QUESTION: Mr. President, a number of your Congressional leaders have said they favor the so-called quality stabilization bill, but all of your Executive departments are opposed to it. Can you tell us what your views are on this legislation?
THE PRESIDENT: Well, that hasn't come to me as yet. I am not-- I have never been for the quality stabilization bill. I will have to look at the bill, when it finally comes in the form it is in. I can't comment on the legislation before it finally comes to the desk of the White House, but the Administration witnesses have spoken my views.
QUESTION: Mr. President, unemployment is just about as high today as it was a year ago, but there are rumors that the Administration has given up on getting Congress to extend the accelerated public works program. Is this a fact?
THE PRESIDENT: No. The amount of money that is in the public works program runs through July, so that there is still a good deal of money that is available for public works under that program.

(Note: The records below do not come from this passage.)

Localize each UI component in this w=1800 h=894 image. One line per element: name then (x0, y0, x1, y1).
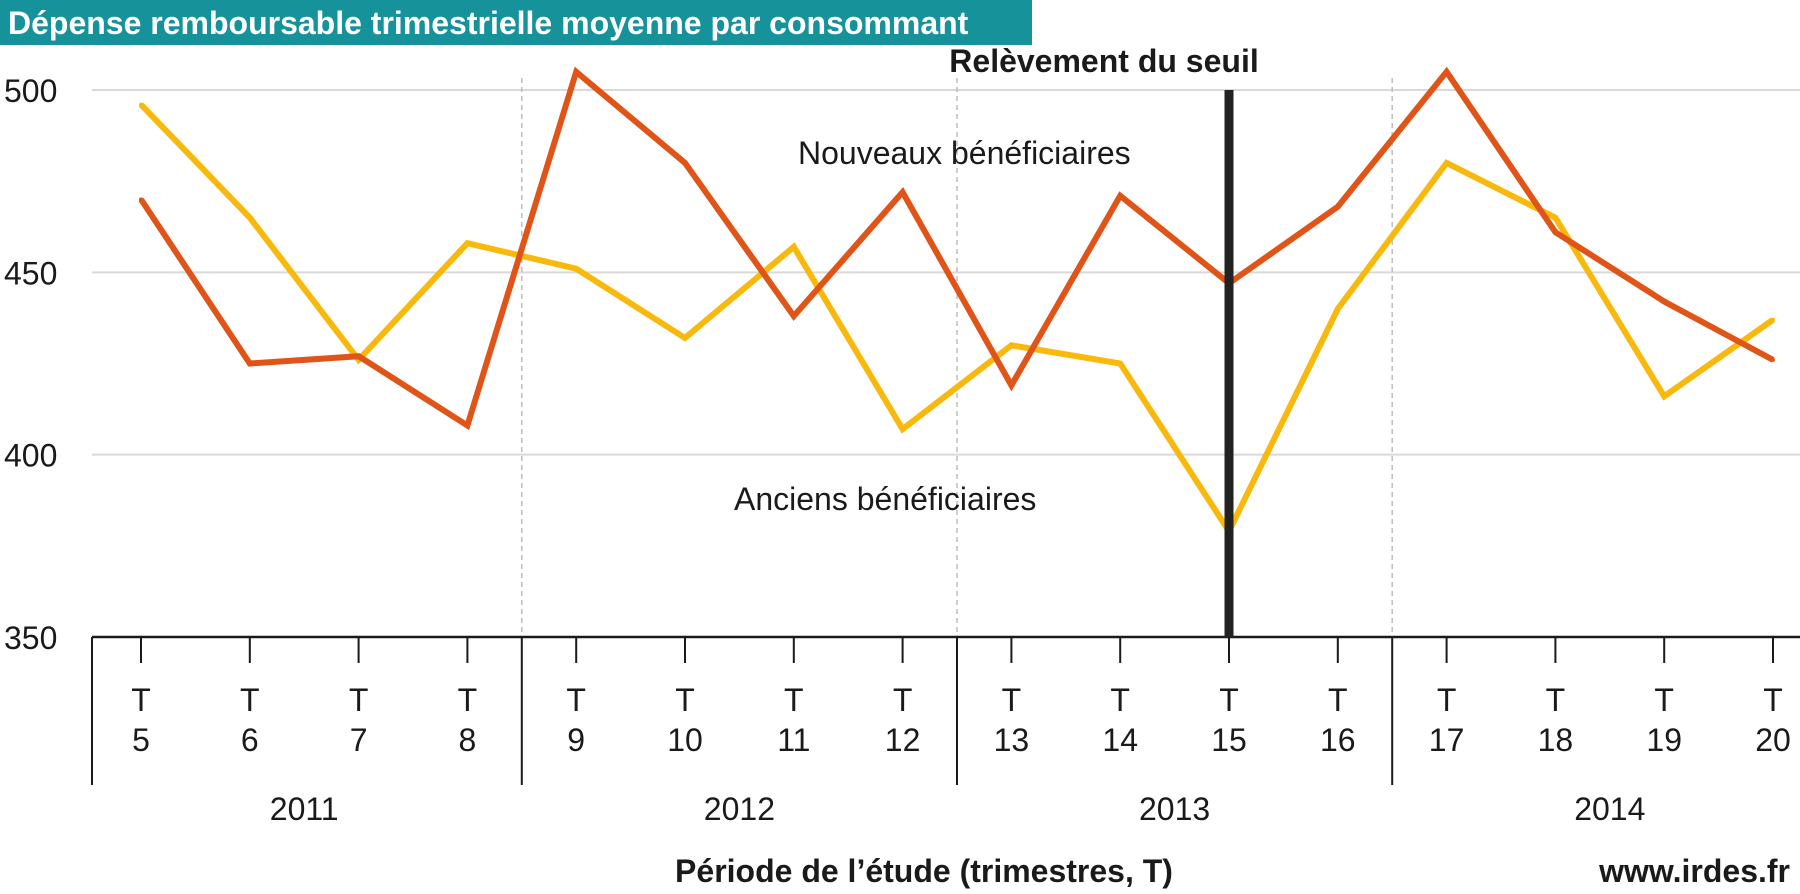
x-tick-prefix: T (675, 682, 695, 718)
x-tick-label: 11 (777, 722, 810, 758)
title-banner (0, 0, 1032, 45)
x-tick-label: 18 (1538, 722, 1574, 758)
data-point (1009, 383, 1014, 388)
x-tick-prefix: T (893, 682, 913, 718)
data-point (1662, 394, 1667, 399)
data-point (683, 335, 687, 340)
series-label-new: Nouveaux bénéficiaires (798, 135, 1131, 171)
x-tick-prefix: T (1219, 682, 1239, 718)
x-tick-label: 13 (994, 722, 1030, 758)
y-tick-label: 450 (4, 255, 57, 291)
data-point (356, 354, 361, 359)
chart-title: Dépense remboursable trimestrielle moyen… (8, 5, 969, 41)
data-point (1662, 299, 1667, 304)
series-line-0 (138, 66, 1775, 431)
x-tick-label: 10 (667, 722, 703, 758)
x-tick-prefix: T (1654, 682, 1674, 718)
x-tick-label: 8 (459, 722, 477, 758)
data-point (1444, 160, 1449, 165)
year-label: 2012 (704, 791, 775, 827)
data-point (465, 423, 470, 428)
data-point (1118, 361, 1123, 366)
data-point (1444, 69, 1449, 74)
year-label: 2011 (270, 791, 339, 827)
data-point (574, 69, 579, 74)
data-point (1118, 193, 1123, 198)
x-tick-prefix: T (1763, 682, 1783, 718)
x-tick-label: 14 (1102, 722, 1138, 758)
data-point (1335, 204, 1340, 209)
source-label: www.irdes.fr (1598, 853, 1790, 889)
x-axis-title: Période de l’étude (trimestres, T) (675, 853, 1173, 889)
x-tick-label: 12 (885, 722, 921, 758)
data-point (139, 197, 143, 202)
y-axis: 350 400 450 500 (4, 73, 57, 656)
data-point (1771, 317, 1775, 322)
data-point (791, 314, 796, 319)
threshold-annotation: Relèvement du seuil (949, 43, 1259, 637)
series-line-1 (138, 102, 1775, 538)
x-tick-prefix: T (1437, 682, 1457, 718)
x-tick-label: 7 (350, 722, 368, 758)
x-tick-label: 9 (567, 722, 585, 758)
x-tick-prefix: T (1002, 682, 1022, 718)
year-label: 2014 (1574, 791, 1645, 827)
data-point (465, 241, 470, 246)
data-point (683, 160, 687, 165)
data-point (574, 266, 579, 271)
x-tick-prefix: T (566, 682, 586, 718)
data-point (247, 361, 252, 366)
data-point (1553, 215, 1558, 220)
x-tick-prefix: T (349, 682, 369, 718)
x-tick-label: 5 (132, 722, 150, 758)
x-tick-prefix: T (131, 682, 151, 718)
x-tick-label: 6 (241, 722, 259, 758)
data-point (1335, 306, 1340, 311)
x-tick-label: 16 (1320, 722, 1356, 758)
data-point (900, 190, 905, 195)
data-point (139, 102, 143, 107)
x-tick-prefix: T (240, 682, 260, 718)
series-label-old: Anciens bénéficiaires (734, 481, 1036, 517)
x-tick-label: 15 (1211, 722, 1247, 758)
y-tick-label: 500 (4, 73, 57, 109)
data-point (900, 427, 905, 432)
y-tick-label: 400 (4, 438, 57, 474)
threshold-label: Relèvement du seuil (949, 43, 1258, 79)
data-point (791, 244, 796, 249)
x-tick-label: 17 (1429, 722, 1465, 758)
x-tick-prefix: T (1110, 682, 1130, 718)
x-tick-label: 20 (1755, 722, 1791, 758)
x-tick-prefix: T (784, 682, 804, 718)
data-point (1771, 357, 1775, 362)
x-tick-prefix: T (1546, 682, 1566, 718)
x-tick-label: 19 (1646, 722, 1682, 758)
data-point (247, 215, 252, 220)
x-axis: T 5 T 6 T 7 T 8 T 9 T 10 T 11 T 12 T 13 T 14 T 15 T 16 T 17 T 18 T 19… (91, 635, 1800, 827)
x-tick-prefix: T (1328, 682, 1348, 718)
data-point (1553, 230, 1558, 235)
year-label: 2013 (1139, 791, 1210, 827)
x-tick-prefix: T (458, 682, 478, 718)
y-tick-label: 350 (4, 620, 57, 656)
data-point (1009, 343, 1014, 348)
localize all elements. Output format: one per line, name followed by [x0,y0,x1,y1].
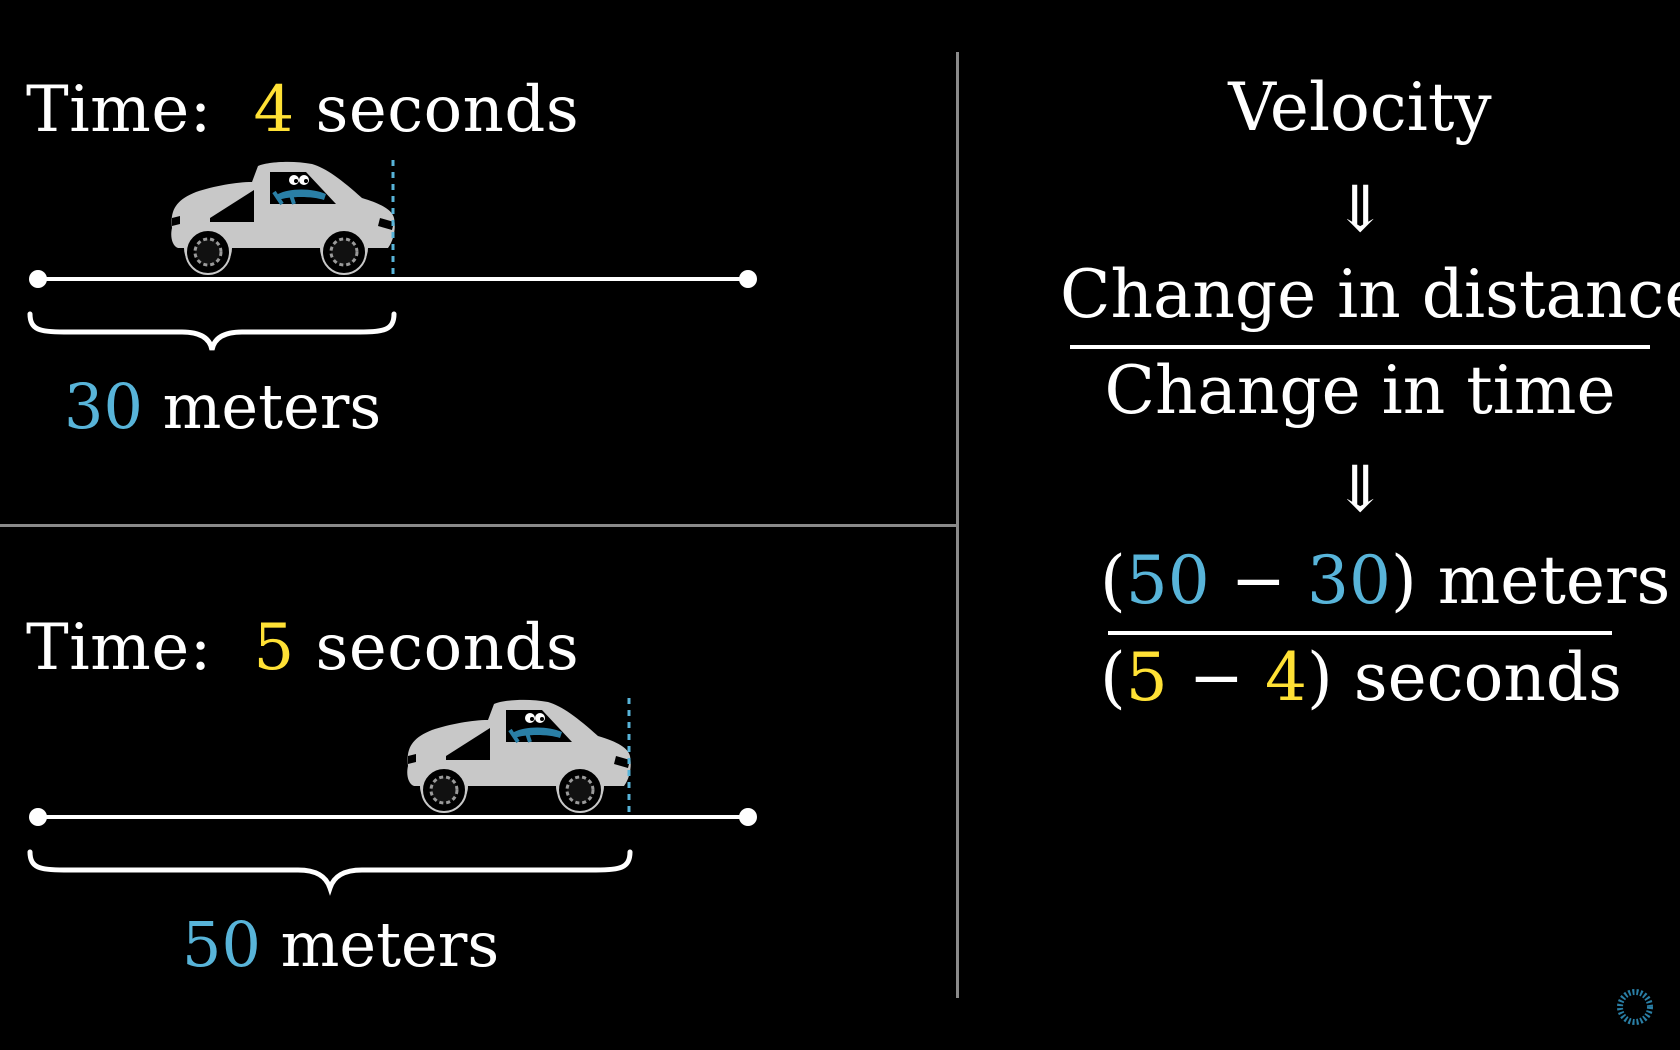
track-start-dot [29,808,47,826]
denominator-unit: seconds [1353,639,1623,716]
velocity-heading: Velocity [1228,69,1492,146]
fraction-denominator-values: (5 − 4) seconds [1100,645,1622,711]
fraction-numerator-values: (50 − 30) meters [1100,548,1670,614]
time-value: 4 [253,73,295,147]
vertical-divider [956,52,959,998]
minus-sign: − [1167,639,1266,716]
brace-bottom [27,849,633,896]
brace-top [27,311,397,351]
time-value: 5 [253,611,295,685]
horizontal-divider [0,524,958,527]
track-bottom [29,808,757,826]
fraction-denominator-words: Change in time [1104,352,1616,429]
distance-value: 30 [64,370,143,443]
minus-sign: − [1209,542,1307,619]
car-top [169,159,397,276]
implies-arrow-icon: ⇓ [1333,173,1387,247]
time-prefix: Time: [26,73,212,147]
distance-label-top: 30 meters [64,376,381,438]
track-end-dot [739,808,757,826]
paren-open: ( [1100,639,1126,716]
fraction-bar [1108,631,1612,635]
time-unit: seconds [315,73,580,147]
time-unit: seconds [315,611,580,685]
car-scene [27,159,757,896]
distance-label-bottom: 50 meters [182,914,499,976]
distance-initial: 30 [1307,542,1391,619]
time-final: 5 [1125,639,1168,716]
time-label-top: Time: 4 seconds [26,78,579,142]
time-label-bottom: Time: 5 seconds [26,616,579,680]
distance-value: 50 [182,908,261,981]
fraction-bar [1070,345,1650,349]
distance-unit: meters [280,908,500,981]
distance-final: 50 [1125,542,1210,619]
paren-open: ( [1100,542,1126,619]
time-initial: 4 [1265,639,1308,716]
track-start-dot [29,270,47,288]
track-end-dot [739,270,757,288]
loading-spinner-icon [1617,989,1653,1025]
numerator-unit: meters [1437,542,1671,619]
implies-arrow-icon: ⇓ [1333,453,1387,527]
paren-close: ) [1390,542,1417,619]
distance-unit: meters [162,370,382,443]
track-top [29,270,757,288]
time-prefix: Time: [26,611,212,685]
paren-close: ) [1307,639,1333,716]
car-bottom [405,697,633,814]
fraction-numerator-words: Change in distance [1060,256,1680,333]
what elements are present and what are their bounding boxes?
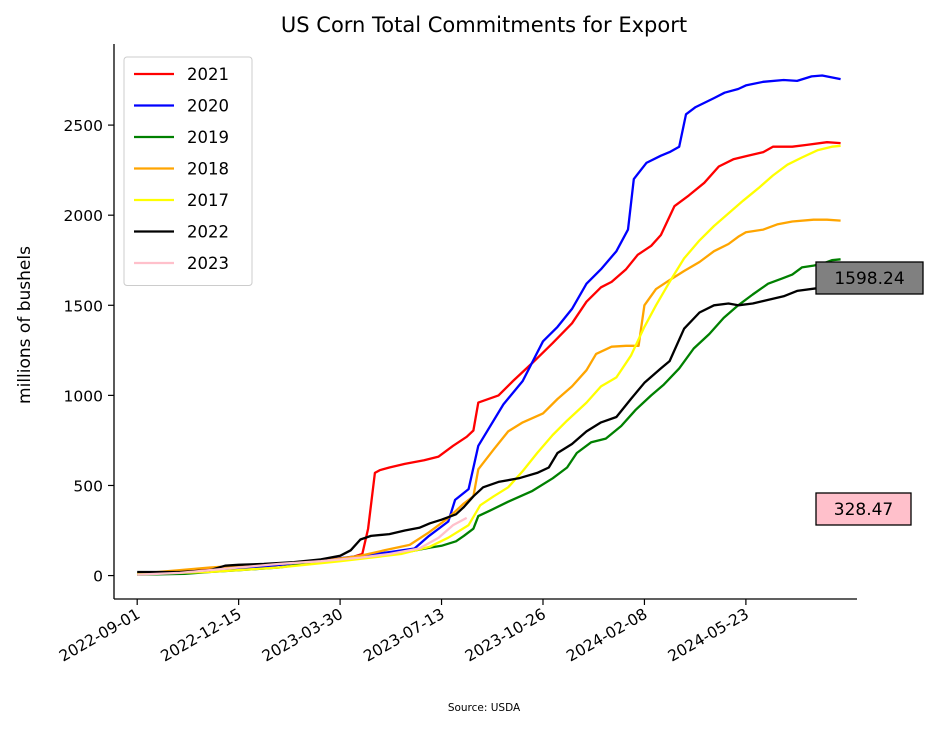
legend-label-2022: 2022 [187, 223, 229, 242]
axes [113, 44, 857, 600]
x-tick-label-2022-09-01: 2022-09-01 [56, 605, 143, 666]
x-tick-label-2023-07-13: 2023-07-13 [361, 605, 448, 666]
series-line-2020 [137, 74, 841, 575]
legend-label-2018: 2018 [187, 160, 229, 179]
annotations: 1598.24 328.47 [815, 261, 924, 526]
plot-area [137, 74, 841, 576]
y-tick-label-2000: 2000 [64, 207, 103, 225]
annotation-box-328-47 [815, 492, 912, 526]
series-line-2023 [137, 516, 468, 576]
source-note: Source: USDA [448, 702, 521, 714]
annotation-label-328-47: 328.47 [834, 500, 893, 520]
y-tick-label-500: 500 [73, 477, 103, 495]
legend-label-2019: 2019 [187, 128, 229, 147]
x-tick-label-2022-12-15: 2022-12-15 [158, 605, 245, 666]
chart-title: US Corn Total Commitments for Export [281, 13, 687, 37]
series-line-2022 [137, 286, 841, 574]
x-tick-label-2023-10-26: 2023-10-26 [462, 605, 549, 666]
x-tick-label-2024-02-08: 2024-02-08 [563, 605, 650, 666]
annotation-box-1598-24 [815, 261, 924, 295]
legend-label-2023: 2023 [187, 254, 229, 273]
y-axis-label: millions of bushels [15, 246, 35, 404]
legend-label-2017: 2017 [187, 191, 229, 210]
x-tick-label-2023-03-30: 2023-03-30 [259, 605, 346, 666]
y-tick-label-0: 0 [93, 568, 103, 586]
series-line-2018 [137, 218, 841, 575]
series-line-2019 [137, 258, 841, 576]
legend-label-2021: 2021 [187, 65, 229, 84]
annotation-label-1598-24: 1598.24 [834, 269, 904, 289]
legend-label-2020: 2020 [187, 97, 229, 116]
y-tick-label-2500: 2500 [64, 117, 103, 135]
y-tick-label-1500: 1500 [64, 297, 103, 315]
legend-frame [123, 56, 253, 286]
series-line-2021 [137, 141, 841, 575]
y-tick-label-1000: 1000 [64, 387, 103, 405]
x-tick-label-2024-05-23: 2024-05-23 [665, 605, 752, 666]
legend: 2021 2020 2019 2018 2017 2022 2023 [123, 56, 253, 286]
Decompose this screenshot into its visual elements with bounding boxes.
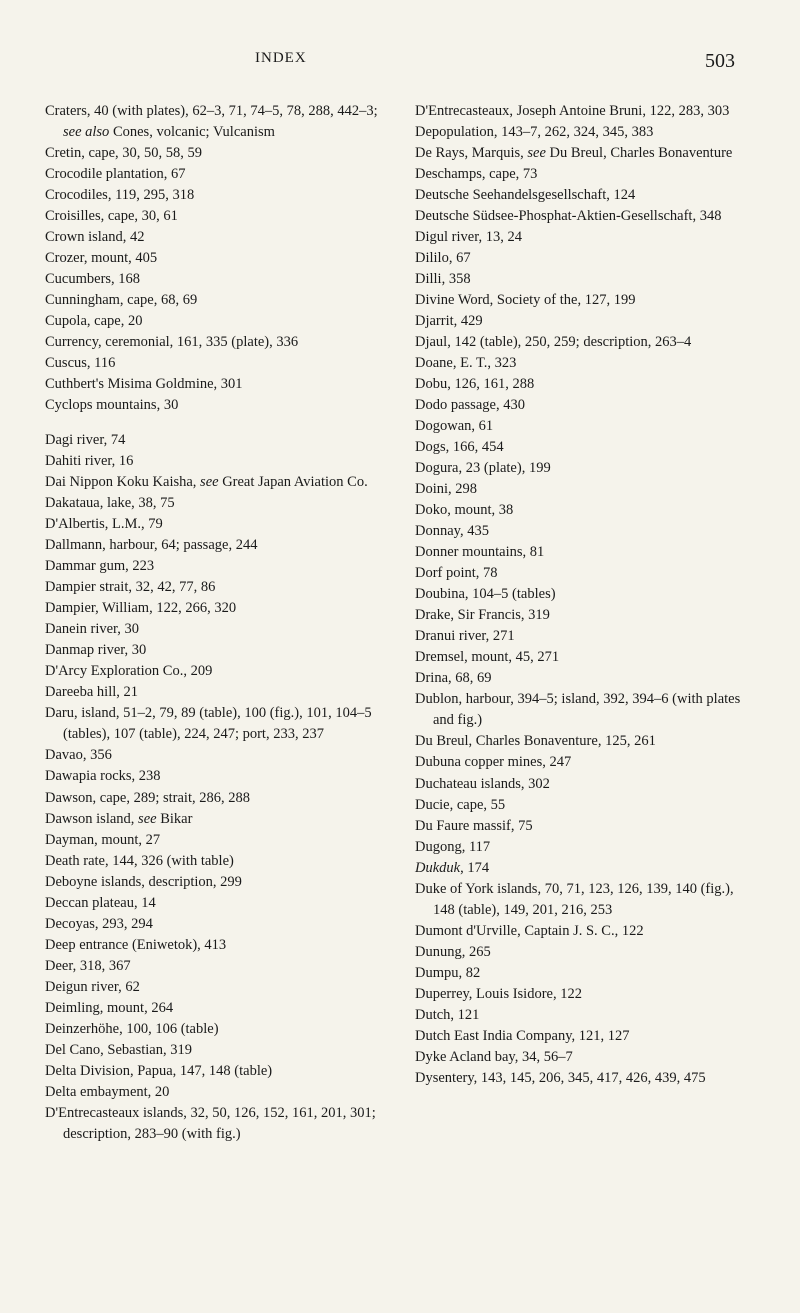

QUESTION: Doesn't the Act, sir, expire in January?
THE PRESIDENT: The amount of money, though, given the pipeline, runs through July. So this is not a matter of immediate decision before us.
QUESTION: Mr. President, sir, will you please tell us what is going to be the final decision on Mr. Otto Otepka, the Security Officer of the State Department, who is up for firing? And would you please, in a related question, tell us what the final decision was on whether State Department employees can go before the Senate Internal Security Subcommittee and answer questions?
THE PRESIDENT: I don't think any final decision has been made on Mr. Otepka. I think there is a hearing scheduled in the next few days on the matter. I have said to you before that the Secretary of State would study the matter and so would I before any final decision is reached. Of course, if a decision is reached of the kind you describe, it would be possible for him to appeal to the Civil Service Commission.
Now, the question of-- I have no objection, and I think it would be perfectly appropriate, for any employee of the Federal Government to appear before any Congressional committee. I would think it would be proper that the head of the department would be notified, but I am sure that they will give permission.
QUESTION: Mr. President, a little while ago you said that our present force of combat troops would remain in Germany as long as they are required. I wondered whether you planned to be the sole determiner of that, or whether it would be a bilateral or a NATO-wide proposition.
THE PRESIDENT: I would think it would be a NATO-- I assume it would be discussed in NATO and, of course, the country particularly affected, in this case the Federal Republic, its views would have very heavy weight, very heavy weight.
QUESTION: Mr. President, in negotiating--
THE PRESIDENT : I am sure that no action would be taken which would not meet the needs of the country involved, the Federal Republic as well as our own.
QUESTION: Mr. President, in negotiating the limited Nuclear Test Ban Treaty, we and the Russians avoided the issue of international inspection by limiting it to the three environments in which that, theoretically, was not required. Now we have joined at the UN in proposing a wider ban, including underground tests. Is there anything new in the state of the art of detection or in our understanding of the Soviet position that leads us to hope we can get anywhere with this approach?
THE PRESIDENT: I am doubtful that we can get anyplace. We are still insisting on inspection. The Soviet Union is still resisting inspection. Therefore, unless the art of seismology improves, I would think we would not get an agreement. Some time it may improve so that it is not necessary for us to have the kind of detailed inspections we believe necessary, or perhaps the Soviet Union will change its policy. I would hope either event would occur. For the present, I am not optimistic.
MR. MERRIMAN SMITH (UPI): Thank you, Mr. President.